The deceased contracted COVID-19 in March 2020 while volunteering for a local ambulance squad. Aside from those shifts, his wife says he stayed home and isolated from others, including her and their child. Following his death, his life insurance company denied his wife’s claim, stating lack of evidence as to whether he contracted COVID-19 while volunteering on the ambulance or anywhere else. According to Feldman, this happens often in cases related to first responders, including police officers, firefighters, corrections officers, nurses and other health care providers.
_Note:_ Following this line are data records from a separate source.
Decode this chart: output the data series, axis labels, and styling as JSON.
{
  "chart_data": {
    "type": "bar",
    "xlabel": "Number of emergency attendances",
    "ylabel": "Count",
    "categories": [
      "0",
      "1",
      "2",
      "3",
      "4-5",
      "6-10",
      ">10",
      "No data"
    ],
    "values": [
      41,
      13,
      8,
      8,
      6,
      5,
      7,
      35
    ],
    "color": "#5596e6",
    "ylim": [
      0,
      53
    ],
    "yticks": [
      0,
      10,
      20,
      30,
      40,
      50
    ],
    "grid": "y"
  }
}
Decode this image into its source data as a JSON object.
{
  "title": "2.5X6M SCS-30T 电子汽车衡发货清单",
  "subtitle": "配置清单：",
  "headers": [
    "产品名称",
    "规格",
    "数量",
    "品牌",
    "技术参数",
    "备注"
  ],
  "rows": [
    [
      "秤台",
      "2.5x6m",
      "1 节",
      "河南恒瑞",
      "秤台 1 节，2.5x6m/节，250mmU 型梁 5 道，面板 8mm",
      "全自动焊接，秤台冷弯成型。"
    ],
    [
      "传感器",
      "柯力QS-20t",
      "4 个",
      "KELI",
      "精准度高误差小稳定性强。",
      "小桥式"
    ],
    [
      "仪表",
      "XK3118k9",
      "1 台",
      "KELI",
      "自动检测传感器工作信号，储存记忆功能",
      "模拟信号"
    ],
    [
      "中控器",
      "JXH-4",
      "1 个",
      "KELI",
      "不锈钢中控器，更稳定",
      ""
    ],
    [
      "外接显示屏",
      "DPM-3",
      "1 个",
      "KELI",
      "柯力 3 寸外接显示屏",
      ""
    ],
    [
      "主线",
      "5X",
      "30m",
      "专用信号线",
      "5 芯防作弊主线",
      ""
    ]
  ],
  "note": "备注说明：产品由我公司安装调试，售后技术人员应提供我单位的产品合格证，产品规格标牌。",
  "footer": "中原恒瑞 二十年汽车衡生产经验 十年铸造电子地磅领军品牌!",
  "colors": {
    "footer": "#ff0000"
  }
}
After taking on the case, the team at FKC&S leveraged its expertise and connections in the medical field, gathering pertinent medical records and conducting interviews with those who rode in the ambulance with the deceased. They established a detailed timeline of his volunteer shifts and progression of symptoms, as well as his medical appointments, testing and hospitalization.
“In the early days of the pandemic, little was understood about the disease and its treatment and testing was not as accurate as the testing later became,”said Jeffrey M. Feldman, founding partner of FKC&S. “From an evidentiary point of view, proving how he was exposed on the rig was difficult because each patient he transported could have had COVID-19 unknowingly, or medical personnel at the hospitals could have exposed him in passing. We had to think outside of the box and that’s why Peter’s [Cordovano] involvement and hard work was integral to achieving successful results for this family.”
Before FKC&S filed a lawsuit against the life insurance company, Cordovano filed a workers’ compensation claim. The deceased’s wife testified at the subsequent hearing, indicating that the sole reason her husband left the house was to work on the ambulance. The workers’ compensation insurance carrier cross examined her and could not prove that he was exposed to COVID-19 elsewhere. Ultimately, the New York State Workers' Compensation Board found that the deceased contracted COVID-19 due to his work as a volunteer first responder and awarded his widow the benefits to which she was entitled.
Applying their expert knowledge of the doctrine of collateral estoppel, FKC&S’s attorneys understood that this workers’ compensation decision could be binding in a lawsuit against the life insurance company. Collateral estoppel means that a finding by one court or administrative agency may, under certain circumstances, be binding on others who were not party to the initial hearing or proceeding. FKC&S filed the suit and C evidencing medical records, testimony and the ruling from the Workers’ Compensation hearing C argued that the workers’ compensation decision was, in fact, binding. In the end, the life insurance company paid the proceeds of the life insurance policy to the family of the deceased and Feldman delivered the check to them in May of this year.